The administration is keen to have the agreement ratified under the current, friendlier, Republican-led Congress, as polls show a potential transfer in power after the November midterms.

The White House has been weighing different hardball tactics to force the Congress to move quickly on ratification and one involves a dramatic threat to cancel the existing NAFTA if lawmakers don't approve the new one.

That carrot-and-stick tactic would be extremely high-risk, said Phil Levy, a former trade economist for George W. Bush and a senior fellow at the Chicago Council on Global Affairs.

It would see President Donald Trump invoke the six-month termination clause allowing a president to later pull out of NAFTA and let that risk hang over lawmakers as they deliberate over the new agreement.

It's a strategy Trump has tried before on immigration, so far without success -- he cancelled an executive order granting clemency to young migrants and pressed Congress to restore that clemency in a more comprehensive immigration law, which has not happened.

"The administration does not appear to have thought through a viable conclusion for its NAFTA strategy," Levy said Friday.

Another possibility rumoured to be under discussion is Trump revising NAFTA by executive order. Other governments have done it in the past -- the agreement actually lets them tinker with several important details, namely automobile rules of origin.

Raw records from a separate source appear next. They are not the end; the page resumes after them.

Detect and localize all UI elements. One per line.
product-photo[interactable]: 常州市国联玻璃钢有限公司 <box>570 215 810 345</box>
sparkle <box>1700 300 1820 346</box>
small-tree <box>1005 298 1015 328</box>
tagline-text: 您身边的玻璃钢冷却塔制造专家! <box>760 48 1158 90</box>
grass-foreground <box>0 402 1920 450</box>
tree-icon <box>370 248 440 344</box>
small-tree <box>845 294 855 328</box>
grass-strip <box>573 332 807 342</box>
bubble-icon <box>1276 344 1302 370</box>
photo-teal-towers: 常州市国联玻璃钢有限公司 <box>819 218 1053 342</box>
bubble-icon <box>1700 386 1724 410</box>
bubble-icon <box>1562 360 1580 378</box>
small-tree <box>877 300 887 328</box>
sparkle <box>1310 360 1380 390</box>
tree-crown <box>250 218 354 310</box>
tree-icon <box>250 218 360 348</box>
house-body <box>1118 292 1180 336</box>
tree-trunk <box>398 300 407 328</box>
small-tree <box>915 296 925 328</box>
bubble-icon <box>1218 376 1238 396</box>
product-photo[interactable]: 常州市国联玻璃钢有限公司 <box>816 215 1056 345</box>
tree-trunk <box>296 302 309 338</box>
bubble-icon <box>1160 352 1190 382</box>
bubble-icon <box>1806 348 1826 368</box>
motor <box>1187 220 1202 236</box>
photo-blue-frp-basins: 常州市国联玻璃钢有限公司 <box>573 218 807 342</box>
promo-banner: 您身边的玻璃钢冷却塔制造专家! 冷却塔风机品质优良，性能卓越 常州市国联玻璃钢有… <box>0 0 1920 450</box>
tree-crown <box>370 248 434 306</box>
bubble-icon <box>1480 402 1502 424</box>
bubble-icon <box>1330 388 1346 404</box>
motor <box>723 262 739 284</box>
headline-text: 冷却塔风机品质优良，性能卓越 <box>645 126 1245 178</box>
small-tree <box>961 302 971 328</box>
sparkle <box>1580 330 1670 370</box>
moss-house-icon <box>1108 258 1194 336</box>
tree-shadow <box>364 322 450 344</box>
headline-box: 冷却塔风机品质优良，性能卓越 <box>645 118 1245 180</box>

And auto changes are actually the centrepiece of the new pact, Freeland said.

Sources say negotiators are extremely close to an agreement on that issue and are now discussing fine details, like whether to require that a certain percentage of a car be produced by workers making $15 an hour, $16, or a varying range between $16-19, or whether that dollar threshold should be a median of wages in all three countries.

However, Mexico's Ildefonso Guajardo dismissed the idea that a new NAFTA will be just about cars.

"No, no, no," he said.

"There is no sense to modernize the NAFTA, to upgrade the NAFTA, if it's not based on what you have built in the original one plus new items that have to be (added) according to modernity and the new economy."

He said negotiators are well advanced in adjustments to telecommunications, energy and digital trade rules.